Environmental groups are suing to block the Bureau of Land Management from leasing up to 810,000 acres for oil shale and tar sands development in Utah, Colorado and Wyoming, claiming the nation would be better off leaving these "immature" hydrocarbons in the ground.
Specifically, the agency failed to account for potential harm to several plants and creatures listed as endangered species when it adopted its leasing plan, according to a consortium that includes the Grand Canyon Trust and the Southern Utah Wilderness Alliance. But the groups' legal challenge, filed Thursday in U.S. District Court in Denver, goes way beyond rare cacti and chub to assert an array of impacts, most of which are disputed by industry and Utah political leaders.
The petroleum in oil shale, a gritty substance known as kerogen, is not liquid, so the extraction process requires strip mining and heating the ore. The molasses-like hydrocarbon, called bitumen, found in tar sands must be separated using solvents and steam.
"This is an era of global warming and the Colorado River drying up. This is the exact opposite of the policy we need," said Taylor McKinnon, energy program director for the Grand Canyon Trust.
While trillions of barrels of oil precursors are embedded in Utah's Green River Formation, widespread extraction could ravage the landscape, guzzle a sea of water, foul the air, yield toxic mountains of spent ore and set off a "carbon bomb" that would hasten climate change, the groups say.
Rubbish, responded Uintah County Commissioner Mike McKee.
"That's the same old tired misinformation that these groups continue to report," he said. Pulling oil out of shale requires far less energy than environmentalists contend and the process requires minimal water, he said, although water is used for dust control in mining and for reclaiming the mine once spent ore is returned to the hole.
"The question should not be whether or not, but how.

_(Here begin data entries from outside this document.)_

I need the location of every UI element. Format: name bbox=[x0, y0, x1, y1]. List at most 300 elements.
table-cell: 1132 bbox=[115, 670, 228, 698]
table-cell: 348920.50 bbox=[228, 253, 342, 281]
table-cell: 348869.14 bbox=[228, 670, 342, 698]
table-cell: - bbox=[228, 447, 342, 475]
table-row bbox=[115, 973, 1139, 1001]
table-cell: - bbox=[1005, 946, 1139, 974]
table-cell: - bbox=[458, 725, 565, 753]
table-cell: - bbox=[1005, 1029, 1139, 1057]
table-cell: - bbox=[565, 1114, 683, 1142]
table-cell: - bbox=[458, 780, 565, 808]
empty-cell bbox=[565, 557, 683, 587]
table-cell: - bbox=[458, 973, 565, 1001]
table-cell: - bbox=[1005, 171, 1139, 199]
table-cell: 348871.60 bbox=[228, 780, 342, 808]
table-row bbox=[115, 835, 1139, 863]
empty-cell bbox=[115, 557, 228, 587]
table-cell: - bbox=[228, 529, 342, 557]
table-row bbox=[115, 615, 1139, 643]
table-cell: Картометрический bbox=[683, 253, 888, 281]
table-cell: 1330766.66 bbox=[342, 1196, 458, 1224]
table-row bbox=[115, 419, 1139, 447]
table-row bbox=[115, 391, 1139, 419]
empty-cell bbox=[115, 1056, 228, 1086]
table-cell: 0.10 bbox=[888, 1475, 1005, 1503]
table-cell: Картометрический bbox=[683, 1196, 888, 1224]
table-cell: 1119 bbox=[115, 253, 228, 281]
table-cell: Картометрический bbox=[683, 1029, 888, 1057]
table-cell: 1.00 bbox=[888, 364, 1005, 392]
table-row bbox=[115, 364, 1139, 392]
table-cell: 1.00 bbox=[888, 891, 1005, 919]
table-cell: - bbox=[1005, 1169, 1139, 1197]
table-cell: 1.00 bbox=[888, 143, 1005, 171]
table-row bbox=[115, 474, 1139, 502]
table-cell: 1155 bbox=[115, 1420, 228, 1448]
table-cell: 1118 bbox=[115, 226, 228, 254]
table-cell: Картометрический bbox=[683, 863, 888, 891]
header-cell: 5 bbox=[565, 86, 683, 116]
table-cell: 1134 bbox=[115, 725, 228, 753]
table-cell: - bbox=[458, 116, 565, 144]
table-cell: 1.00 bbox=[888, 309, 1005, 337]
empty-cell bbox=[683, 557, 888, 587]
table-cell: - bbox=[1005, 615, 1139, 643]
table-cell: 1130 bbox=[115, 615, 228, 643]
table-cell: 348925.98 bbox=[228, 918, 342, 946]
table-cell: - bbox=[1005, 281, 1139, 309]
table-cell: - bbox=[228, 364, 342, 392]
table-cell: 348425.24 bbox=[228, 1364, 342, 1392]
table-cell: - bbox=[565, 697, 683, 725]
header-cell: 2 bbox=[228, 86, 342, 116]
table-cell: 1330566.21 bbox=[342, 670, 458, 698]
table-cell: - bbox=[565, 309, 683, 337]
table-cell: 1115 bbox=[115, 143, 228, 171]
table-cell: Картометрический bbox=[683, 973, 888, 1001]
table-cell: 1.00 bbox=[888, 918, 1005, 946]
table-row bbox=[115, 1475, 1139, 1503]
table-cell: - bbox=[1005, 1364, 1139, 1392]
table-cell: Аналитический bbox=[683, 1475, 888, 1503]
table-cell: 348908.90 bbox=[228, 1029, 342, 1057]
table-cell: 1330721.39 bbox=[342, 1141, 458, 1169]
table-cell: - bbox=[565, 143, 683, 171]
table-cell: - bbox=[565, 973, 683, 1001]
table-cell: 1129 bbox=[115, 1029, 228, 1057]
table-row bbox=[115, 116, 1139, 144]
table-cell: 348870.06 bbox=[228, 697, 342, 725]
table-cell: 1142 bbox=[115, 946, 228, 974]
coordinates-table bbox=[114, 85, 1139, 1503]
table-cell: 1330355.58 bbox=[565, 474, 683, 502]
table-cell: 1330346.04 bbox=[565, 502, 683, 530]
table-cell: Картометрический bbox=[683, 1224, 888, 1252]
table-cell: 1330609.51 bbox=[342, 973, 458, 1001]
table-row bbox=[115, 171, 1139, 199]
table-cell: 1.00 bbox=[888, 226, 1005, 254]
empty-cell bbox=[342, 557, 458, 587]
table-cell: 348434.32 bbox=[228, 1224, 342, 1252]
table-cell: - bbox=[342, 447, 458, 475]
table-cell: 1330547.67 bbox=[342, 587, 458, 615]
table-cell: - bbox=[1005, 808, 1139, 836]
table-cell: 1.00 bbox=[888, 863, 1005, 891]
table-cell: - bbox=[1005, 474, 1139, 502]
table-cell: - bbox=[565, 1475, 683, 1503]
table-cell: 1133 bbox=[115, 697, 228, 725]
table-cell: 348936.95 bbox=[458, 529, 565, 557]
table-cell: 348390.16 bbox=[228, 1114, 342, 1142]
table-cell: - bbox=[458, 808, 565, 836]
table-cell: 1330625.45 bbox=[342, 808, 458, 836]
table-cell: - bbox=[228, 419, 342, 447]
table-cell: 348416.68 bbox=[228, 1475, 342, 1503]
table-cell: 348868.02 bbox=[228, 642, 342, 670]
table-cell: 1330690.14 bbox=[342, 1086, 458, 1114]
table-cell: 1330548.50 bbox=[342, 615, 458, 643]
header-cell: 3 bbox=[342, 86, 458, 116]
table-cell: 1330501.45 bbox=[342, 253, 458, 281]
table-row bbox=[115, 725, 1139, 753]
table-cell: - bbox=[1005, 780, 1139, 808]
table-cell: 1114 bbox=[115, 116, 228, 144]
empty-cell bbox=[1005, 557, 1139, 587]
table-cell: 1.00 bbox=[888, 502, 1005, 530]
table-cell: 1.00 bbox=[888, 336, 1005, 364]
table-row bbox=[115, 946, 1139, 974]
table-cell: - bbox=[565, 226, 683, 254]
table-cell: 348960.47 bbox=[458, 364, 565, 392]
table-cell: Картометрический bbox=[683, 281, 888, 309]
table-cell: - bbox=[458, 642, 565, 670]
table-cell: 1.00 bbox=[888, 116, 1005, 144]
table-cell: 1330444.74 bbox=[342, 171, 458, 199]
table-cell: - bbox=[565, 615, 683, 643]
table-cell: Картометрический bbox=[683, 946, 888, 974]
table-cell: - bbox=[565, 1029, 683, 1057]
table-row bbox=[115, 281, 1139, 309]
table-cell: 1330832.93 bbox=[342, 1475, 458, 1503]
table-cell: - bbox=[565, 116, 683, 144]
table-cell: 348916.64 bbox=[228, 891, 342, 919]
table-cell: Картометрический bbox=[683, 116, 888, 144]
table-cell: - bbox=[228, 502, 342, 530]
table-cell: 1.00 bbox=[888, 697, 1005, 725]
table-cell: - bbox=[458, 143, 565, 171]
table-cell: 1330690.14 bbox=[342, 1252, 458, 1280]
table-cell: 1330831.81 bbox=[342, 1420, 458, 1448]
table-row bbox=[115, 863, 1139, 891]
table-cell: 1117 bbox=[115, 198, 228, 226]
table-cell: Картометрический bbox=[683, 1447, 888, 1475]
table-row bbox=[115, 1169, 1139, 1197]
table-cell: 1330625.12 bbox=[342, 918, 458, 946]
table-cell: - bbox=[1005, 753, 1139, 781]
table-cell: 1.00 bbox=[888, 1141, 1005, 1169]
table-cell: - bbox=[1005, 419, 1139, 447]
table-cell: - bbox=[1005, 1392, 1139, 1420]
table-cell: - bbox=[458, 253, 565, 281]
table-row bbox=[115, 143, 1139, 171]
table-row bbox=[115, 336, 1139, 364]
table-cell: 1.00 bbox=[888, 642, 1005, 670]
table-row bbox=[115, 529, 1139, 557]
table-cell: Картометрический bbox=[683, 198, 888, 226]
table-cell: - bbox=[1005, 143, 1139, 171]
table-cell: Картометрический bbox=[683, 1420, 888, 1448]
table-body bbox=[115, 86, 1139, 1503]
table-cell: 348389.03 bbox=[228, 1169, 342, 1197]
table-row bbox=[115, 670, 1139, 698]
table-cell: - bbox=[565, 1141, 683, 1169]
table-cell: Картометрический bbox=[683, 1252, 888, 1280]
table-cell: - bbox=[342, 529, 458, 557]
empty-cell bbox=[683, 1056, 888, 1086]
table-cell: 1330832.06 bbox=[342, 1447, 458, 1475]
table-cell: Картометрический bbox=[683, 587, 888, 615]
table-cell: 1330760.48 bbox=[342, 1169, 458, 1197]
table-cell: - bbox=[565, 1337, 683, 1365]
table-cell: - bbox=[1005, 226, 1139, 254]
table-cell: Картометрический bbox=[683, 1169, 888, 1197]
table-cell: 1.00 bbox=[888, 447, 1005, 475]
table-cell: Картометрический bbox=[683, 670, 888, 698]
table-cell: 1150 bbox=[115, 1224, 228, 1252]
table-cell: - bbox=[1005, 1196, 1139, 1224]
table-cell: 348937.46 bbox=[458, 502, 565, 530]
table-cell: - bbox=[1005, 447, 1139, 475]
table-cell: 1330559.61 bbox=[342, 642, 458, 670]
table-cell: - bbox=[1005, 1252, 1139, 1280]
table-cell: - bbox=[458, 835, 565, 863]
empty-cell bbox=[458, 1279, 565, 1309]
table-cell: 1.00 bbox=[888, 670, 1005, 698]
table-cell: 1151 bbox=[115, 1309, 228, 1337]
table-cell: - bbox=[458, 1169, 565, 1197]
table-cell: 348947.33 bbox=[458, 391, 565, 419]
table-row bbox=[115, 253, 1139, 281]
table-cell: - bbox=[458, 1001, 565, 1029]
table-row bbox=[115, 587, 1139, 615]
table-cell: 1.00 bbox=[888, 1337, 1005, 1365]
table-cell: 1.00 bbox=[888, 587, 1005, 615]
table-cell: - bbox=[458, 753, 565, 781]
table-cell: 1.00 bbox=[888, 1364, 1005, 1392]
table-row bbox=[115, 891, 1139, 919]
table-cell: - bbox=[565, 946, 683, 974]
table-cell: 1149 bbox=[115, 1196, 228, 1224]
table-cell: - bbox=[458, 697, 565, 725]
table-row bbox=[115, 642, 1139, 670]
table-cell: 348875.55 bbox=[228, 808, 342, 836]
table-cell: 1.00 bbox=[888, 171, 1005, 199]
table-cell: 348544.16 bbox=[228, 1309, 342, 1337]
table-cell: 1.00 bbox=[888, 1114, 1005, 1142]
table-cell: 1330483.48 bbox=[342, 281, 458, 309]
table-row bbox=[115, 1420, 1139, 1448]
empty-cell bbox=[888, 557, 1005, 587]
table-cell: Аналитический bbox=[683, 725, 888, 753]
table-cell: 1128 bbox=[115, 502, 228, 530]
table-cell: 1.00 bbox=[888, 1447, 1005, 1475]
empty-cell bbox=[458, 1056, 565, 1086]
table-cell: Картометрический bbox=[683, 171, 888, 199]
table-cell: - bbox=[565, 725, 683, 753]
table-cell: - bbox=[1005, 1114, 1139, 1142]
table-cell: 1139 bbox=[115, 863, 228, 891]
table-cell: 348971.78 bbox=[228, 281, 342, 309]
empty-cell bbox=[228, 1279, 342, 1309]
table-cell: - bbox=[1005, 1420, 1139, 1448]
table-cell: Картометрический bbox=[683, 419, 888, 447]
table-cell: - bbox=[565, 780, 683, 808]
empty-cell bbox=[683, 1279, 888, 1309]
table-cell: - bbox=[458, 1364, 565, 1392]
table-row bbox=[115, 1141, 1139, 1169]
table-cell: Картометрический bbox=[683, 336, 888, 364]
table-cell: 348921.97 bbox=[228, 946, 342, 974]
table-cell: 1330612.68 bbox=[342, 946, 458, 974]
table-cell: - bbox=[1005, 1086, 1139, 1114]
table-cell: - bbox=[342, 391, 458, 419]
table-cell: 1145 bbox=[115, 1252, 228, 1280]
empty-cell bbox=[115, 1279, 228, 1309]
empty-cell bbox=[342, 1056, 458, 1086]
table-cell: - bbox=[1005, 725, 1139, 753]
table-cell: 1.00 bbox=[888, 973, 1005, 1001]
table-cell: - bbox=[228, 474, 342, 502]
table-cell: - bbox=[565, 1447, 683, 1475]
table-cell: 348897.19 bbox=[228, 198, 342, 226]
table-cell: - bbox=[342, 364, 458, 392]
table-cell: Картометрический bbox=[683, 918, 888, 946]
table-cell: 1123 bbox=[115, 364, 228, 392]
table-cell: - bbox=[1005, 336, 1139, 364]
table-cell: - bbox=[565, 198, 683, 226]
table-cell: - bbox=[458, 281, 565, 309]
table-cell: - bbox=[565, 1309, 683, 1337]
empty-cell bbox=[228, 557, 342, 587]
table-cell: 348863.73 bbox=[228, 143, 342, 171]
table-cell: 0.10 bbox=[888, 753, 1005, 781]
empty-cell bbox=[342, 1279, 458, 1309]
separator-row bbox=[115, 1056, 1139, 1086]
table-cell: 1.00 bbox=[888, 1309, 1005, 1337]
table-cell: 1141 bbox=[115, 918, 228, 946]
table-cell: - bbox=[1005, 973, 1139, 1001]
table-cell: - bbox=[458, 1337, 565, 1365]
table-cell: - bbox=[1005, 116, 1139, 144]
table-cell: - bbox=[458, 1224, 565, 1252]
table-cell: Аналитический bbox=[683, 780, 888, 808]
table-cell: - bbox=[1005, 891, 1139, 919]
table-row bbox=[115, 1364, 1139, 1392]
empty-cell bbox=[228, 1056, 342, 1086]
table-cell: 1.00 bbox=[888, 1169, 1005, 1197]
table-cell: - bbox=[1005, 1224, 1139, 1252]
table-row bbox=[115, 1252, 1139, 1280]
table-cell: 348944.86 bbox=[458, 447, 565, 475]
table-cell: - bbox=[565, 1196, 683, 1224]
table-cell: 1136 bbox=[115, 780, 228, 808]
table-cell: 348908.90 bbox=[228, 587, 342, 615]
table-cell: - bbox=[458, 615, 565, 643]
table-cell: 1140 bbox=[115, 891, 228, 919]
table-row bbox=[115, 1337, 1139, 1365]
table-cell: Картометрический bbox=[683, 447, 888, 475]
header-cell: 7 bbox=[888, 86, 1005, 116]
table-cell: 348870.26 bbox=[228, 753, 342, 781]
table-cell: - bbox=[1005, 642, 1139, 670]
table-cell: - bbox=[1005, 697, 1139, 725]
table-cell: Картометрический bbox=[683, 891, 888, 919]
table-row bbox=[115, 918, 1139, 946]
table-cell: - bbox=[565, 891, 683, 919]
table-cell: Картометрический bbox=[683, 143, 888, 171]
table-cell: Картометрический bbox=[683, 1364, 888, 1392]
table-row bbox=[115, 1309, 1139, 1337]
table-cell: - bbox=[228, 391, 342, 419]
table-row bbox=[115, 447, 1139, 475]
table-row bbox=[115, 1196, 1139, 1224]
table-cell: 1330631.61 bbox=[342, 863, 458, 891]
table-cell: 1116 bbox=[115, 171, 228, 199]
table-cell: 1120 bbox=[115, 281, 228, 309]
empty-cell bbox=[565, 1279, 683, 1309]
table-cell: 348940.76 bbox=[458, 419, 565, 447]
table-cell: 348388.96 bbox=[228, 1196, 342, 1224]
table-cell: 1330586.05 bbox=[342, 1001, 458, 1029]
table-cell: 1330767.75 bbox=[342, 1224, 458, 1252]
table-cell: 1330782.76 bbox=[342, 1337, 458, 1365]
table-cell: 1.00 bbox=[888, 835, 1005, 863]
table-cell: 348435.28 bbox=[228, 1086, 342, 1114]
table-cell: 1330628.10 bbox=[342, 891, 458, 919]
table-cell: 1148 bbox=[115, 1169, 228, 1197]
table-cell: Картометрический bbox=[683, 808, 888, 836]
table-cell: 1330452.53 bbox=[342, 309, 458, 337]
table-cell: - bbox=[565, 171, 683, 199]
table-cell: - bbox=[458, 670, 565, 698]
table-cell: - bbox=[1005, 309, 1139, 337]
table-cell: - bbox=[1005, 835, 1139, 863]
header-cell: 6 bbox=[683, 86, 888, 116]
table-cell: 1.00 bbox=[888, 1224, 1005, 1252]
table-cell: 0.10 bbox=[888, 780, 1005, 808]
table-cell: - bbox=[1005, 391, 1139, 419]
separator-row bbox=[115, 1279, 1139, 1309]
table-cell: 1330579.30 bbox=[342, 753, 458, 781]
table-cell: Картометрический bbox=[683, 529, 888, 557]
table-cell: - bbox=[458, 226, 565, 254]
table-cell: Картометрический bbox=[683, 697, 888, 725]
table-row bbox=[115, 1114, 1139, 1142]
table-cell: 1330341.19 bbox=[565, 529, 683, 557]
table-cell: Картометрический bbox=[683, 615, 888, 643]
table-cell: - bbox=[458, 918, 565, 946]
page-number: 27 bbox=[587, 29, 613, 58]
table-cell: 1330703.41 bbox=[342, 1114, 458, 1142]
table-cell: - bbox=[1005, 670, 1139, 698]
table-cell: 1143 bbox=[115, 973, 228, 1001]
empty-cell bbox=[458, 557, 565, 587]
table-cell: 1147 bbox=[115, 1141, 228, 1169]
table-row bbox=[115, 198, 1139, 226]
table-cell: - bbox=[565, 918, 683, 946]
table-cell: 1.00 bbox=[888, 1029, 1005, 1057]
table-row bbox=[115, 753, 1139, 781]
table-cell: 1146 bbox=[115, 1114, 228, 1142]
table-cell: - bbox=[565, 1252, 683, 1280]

Let's make sure we take care of our environment. There are technologies that will allow us to have clean water and air," said McKee, whose county is hosting what could be the nation's first large-scale oil shale and tar sands developments.
The suit is not likely to impede these projects, which are proposed for non-federal land. Estonia-based Enefit American Oil hopes to begin oil shale mining on private land near the Colorado state line and Canada-based U.S. Oil Sands intends to mine tar sands on state land at PR Springs.
But McKee is hardly a fan of the oil shale plan, which allocates 678,000 acres of BLM land for oil shale and 132,000 acres for tar sands development most of it in the Uinta Basin. This plan, adopted in November, cuts the amount of public land available for development by two-thirds relative to its earlier Bush-era incarnation, which drew legal challenges from environmentalists.
The Obama administration agreed to retool the plan to settle earlier suits, but environmentalists say BLM still got it wrong the next time around by ignoring its obligations under the Endangered Species Act.
"They are required to consult with the [U.S.] Fish and Wildlife Service to ensure these land allocations, in whole, don't jeopardize threatened or endangered species," McKinnon said. "They skipped that step. We think it's an important step."
Citing BLM's own data, the new lawsuit says oil shale consumes 2.6 to four barrels of water for every barrel of oil it yields. And each barrel yielded produces about one ton of waste shale that holds arsenic, boron, selenium and other toxic metals.
"In time toxins can be released into groundwater, run off into rivers and ingested by burrowing animals. There's a whole suite of ways toxins can become mobile and taken up into the living environment," McKinnon said. "We have fish that are already dangerously close to extinction [such as bonytail chub, razorback sucker and Colorado pikeminnow]. The prognosis for water availability for the Colorado and its tributaries is very bad and here we have a proposal for development that would only exacerbate those trends."
The BLM plan does impose environmental safeguards at the project level and requires companies to prove their processes are technologically viable before they can begin commercial operations.
Attempts to reach BLM for comment Friday were unsuccessful. The state, meanwhile, has appealed the oil shale plan, saying it places too many restrictions on leasing.
"Why should we arbitrarily limit where development occurs?" McKee said. "There is enough resource here to fuel our country for 100 years."